REPUBLIKA.CO.ID, SEMARANG - Psikolog Universitas Diponegoro Semarang, Hastaning Sakti, menilai siswa yang menjadi korban lahar dingin Merapi perlu mendapatkan perlakuan khusus dalam menjalani kegiatan belajar. "Banyak sekolah yang sudah tak bisa digunakan akibat diterjang lahar dingin Merapi, ini tentunya menjadikan siswa tak bisa menjalankan kegiatan belajar-mengajar secara normal," katanya di Semarang, Selasa.
Terlebih lagi, kata dia, para siswa semester akhir harus mempersiapkan diri menghadapi ujian nasional (UN) sehingga perlu perhatian banyak pihak untuk menjamin keberlangsungan proses belajar bagi mereka.
Menurut dia, para siswa yang sekolahnya sudah tidak bisa digunakan harus segera diarahkan untuk bersekolah di sekolah terdekat yang aman, namun pelaksanaannya tidak bisa langsung dilepaskan begitu saja.
Ia mengatakan para siswa yang menjadi korban lahar dingin Merapi sudah kehilangan banyak peralatan sekolahnya, mulai seragam, buku, sepatu, dan tas, membuat mereka tak bisa belajar seperti siswa lain. "Ini harus menjadi pemahaman seluruh pihak, termasuk pihak sekolah yang menjadi rujukan dan siswa di sekolah itu, dengan tidak memperlakukan para siswa korban Merapi seperti siswa yang lain," katanya.
Kalau memang jarak sekolah pengganti cukup jauh, lanjut dia, setidaknya perlu dipikirkan sarana transportasi bagi siswa yang bersangkutan sehingga memudahkan akses mereka berangkat-pulang sekolah.
"Jangan lantas dibiarkan saja setelah sekolah pengganti sementara sudah ditetapkan, namun berbagai fasilitas khusus, seperti angkutan antar-jemput perlu dipikirkan pula," katanya.
Terkait pemberian materi pelajaran, kata dia, perlu juga disesuaikan dengan kondisi siswa yang menjadi korban lahar dingin Merapi itu, tidak bisa disamakan dengan siswa-siswa lainnya.

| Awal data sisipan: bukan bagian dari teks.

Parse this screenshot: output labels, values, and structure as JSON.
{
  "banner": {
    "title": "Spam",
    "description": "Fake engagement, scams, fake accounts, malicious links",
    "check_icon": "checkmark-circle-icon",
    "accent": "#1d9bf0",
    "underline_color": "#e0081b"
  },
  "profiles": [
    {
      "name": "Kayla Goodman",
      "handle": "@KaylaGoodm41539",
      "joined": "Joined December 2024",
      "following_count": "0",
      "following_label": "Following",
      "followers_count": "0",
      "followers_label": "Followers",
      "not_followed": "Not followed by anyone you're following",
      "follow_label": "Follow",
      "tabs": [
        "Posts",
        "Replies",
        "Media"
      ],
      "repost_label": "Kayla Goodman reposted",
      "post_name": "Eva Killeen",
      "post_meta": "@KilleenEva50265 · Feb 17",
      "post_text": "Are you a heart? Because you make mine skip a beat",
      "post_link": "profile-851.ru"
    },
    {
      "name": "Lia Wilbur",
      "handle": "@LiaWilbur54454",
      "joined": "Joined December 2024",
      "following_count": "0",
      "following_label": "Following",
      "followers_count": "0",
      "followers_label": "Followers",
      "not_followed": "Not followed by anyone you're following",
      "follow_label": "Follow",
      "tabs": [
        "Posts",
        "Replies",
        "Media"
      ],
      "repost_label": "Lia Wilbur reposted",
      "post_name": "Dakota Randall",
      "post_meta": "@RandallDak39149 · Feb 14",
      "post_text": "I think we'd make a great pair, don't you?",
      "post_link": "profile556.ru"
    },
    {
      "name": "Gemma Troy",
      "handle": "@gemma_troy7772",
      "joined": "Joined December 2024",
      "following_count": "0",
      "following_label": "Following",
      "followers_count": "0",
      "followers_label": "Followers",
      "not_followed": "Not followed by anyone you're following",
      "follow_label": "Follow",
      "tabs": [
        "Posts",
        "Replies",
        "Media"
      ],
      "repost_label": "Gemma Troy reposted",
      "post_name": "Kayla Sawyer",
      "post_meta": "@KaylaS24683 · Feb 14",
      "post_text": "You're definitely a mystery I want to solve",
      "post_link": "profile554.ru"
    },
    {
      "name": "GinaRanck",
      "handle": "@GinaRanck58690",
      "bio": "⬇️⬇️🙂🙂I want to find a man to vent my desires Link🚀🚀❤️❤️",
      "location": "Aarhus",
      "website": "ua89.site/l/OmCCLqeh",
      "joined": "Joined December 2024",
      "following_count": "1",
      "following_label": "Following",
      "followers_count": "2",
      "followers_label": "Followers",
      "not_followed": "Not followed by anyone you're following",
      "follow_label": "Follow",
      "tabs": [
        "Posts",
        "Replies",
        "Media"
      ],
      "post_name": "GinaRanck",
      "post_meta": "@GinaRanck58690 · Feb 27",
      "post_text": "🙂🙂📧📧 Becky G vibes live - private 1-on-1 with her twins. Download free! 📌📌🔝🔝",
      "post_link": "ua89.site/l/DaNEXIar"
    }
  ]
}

Ia menilai, perlakuan khusus untuk siswa yang menjadi korban banjir lahar dingin Merapi itu merupakan salah satu upaya membantu memulihkan kondisi psikologis agar mereka tak terlalu tertekan. Selain itu, kata dia, pendampingan secara psikologis bagi para siswa itu perlu terus dilakukan, mengingat bencana banjir lahar dingin Merapi memang menimbulkan efek traumatis yang sangat mendalam.
"Kami sudah membentuk tim bersama kalangan swasta dan lembaga pendidikan untuk membantu pemulihan kondisi anak-anak yang menjadi korban Merapi, dan langkah ini dilakukan secara berkelanjutan," kata Hastaning.